Evincé de la MPFT, Alain Beauvilain s'ingénie à miner cette paternité. Il multiplie les publications scientifiques qui égratignent la réputation de son ancien patron. Dernier épisode en date : un article que vient de publier le South African Journal of Science (SAJS), où le géographe met en doute la datation absolue, grâce au béryllium, proposée début 2008 par Michel Brunet et des physiciens, qui confirmait l'âge initialement évalué à 7 millions d'années.

Alain Beauvilain rappelle tout d'abord que le crâne de Toumaï n'a pas été déterré - "unearthed" - contrairement à ce qui est indiqué dans plusieurs publications de la MPFT. Mais qu'il a simplement été collecté sur un sol de "sable meuble sans cesse remanié par le vent". Dans ces conditions, localiser avec précision Toumaï sur des coupes stratigraphiques est à son sens "impossible". Le fossile a pu subir des déplacements latéraux et verticaux, au fil de l'érosion du sol sur lequel il reposait, estime le géographe, qui fait le parallèle avec les champs de mines dans les zones désertiques, où les engins explosifs peuvent se mouvoir au fil du temps, le vent enlevant "le sable sur un côté de l'objet, créant un creux dans lequel l'objet roule".

Le raisonnement de M. Beauvilain est le suivant : les techniques de datations au béryllium, qui se fondent sur l'analyse d'échantillons de sédiments, ne sont pas adéquates pour livrer l'âge du fossile dans la mesure où celui-ci n'a pas été trouvé in situ, emprisonné dans ce substrat.

Le géographe ne remet cependant pas en cause la datation relative par biochronologie, proposée dès 2002 par Michel Brunet. "On pouvait s'en contenter", estime M. Beauvilain, qui juge en revanche que la datation au béryllium est le fruit d'un "magnifique raisonnement circulaire" : "Il faut se réjouir qu'ayant calibré la démarche avec les âges biochronologiques des fossiles, ce sont ces mêmes âges qui apparaissent en résultats de l'étude", plaisante-t-il.

Michel Brunet balaie ces critiques, qu'il juge "malveillantes et non scientifiques". Si le fossile avait été "remanié", c'est-à-dire déplacé de sa gangue originelle au point de fausser l'analyse chronologique, le vent responsable d'un tel décalage aurait dû le dégrader bien plus qu'il ne l'était lors de sa découverte, avance-t-il.
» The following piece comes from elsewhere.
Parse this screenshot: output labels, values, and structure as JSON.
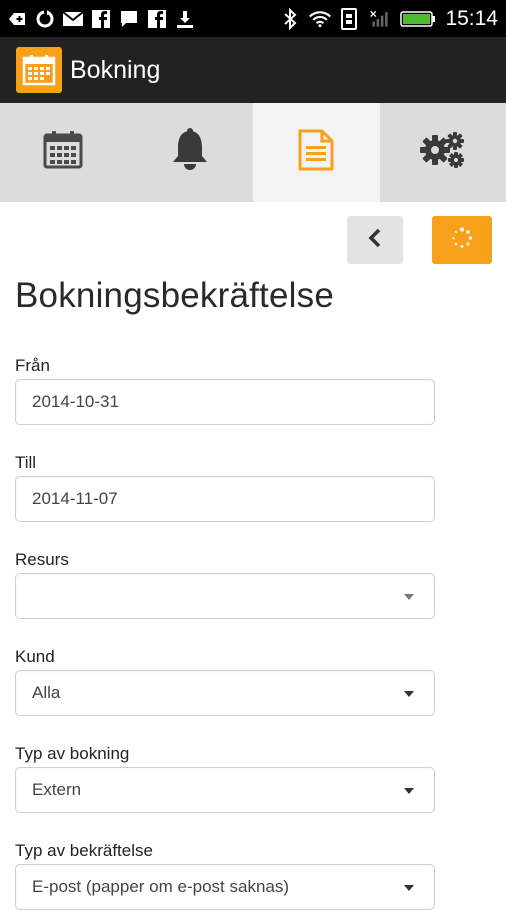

Il était donc légitime d'employer la biochronologie en 2002 et de se fonder sur celle-ci pour calibrer les nouvelles datations.

"Le risque de circularité, d'autocorrélation des données, existe toujours, convient Patrick Vignaud, qui a pris la succession de M. Brunet à l'université de Poitiers. C'est pourquoi nous avons décortiqué la question dans notre article détaillant la méthode." Comme Michel Brunet, ce chercheur se désole de la publicité donnée à cette querelle, à son sens sans objet, "dramatique pour la crédibilité de la profession".
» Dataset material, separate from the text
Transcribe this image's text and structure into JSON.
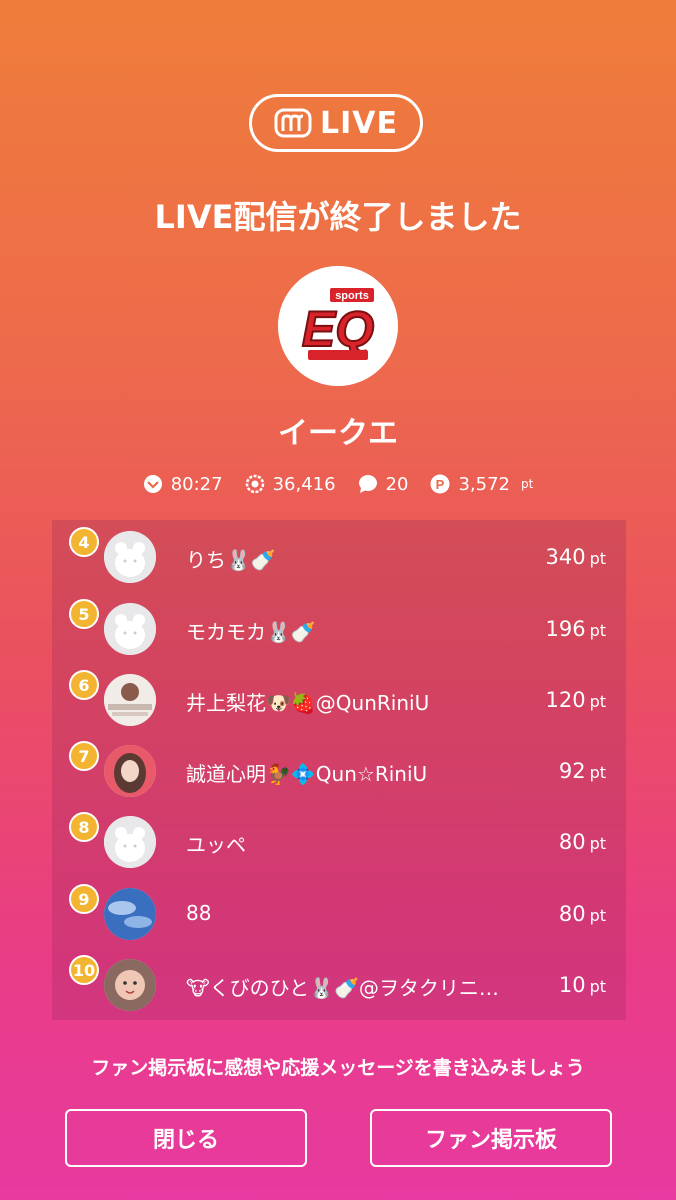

M. Beauvilain n'est cependant pas totalement isolé dans sa croisade. L'article qu'il a soumis au SAJS a été traduit et mis en forme par Martin Pickford (Muséum national d'histoire naturelle). Ce paléontologue kényan n'est autre que le codécouvreur d'Orrorin tugenensis, un fossile vieux de 6 millions d'années mis au jour au Kenya et "concurrent" de Toumaï au titre de notre plus ancien ancêtre...

Martin Pickford avait déjà joué les intermédiaires auprès du SAJS dans une précédente publication mettant en cause l'équipe de M. Brunet. L'affaire vaut d'être rappelée : Alain Beauvilain, flanqué d'un ami dentiste, avait reproché en 2004 au futur professeur au Collège de France d'avoir positionné par erreur une molaire gauche dans une mandibule droite d'un fossile de Sahelanthropus tchadensis trouvé plus récemment. La réplique avait été cinglante : 28 paléontologues internationaux avaient attesté que la quenotte était bien à sa place et le SAJS avait publié leur lettre de soutien à la MPFT.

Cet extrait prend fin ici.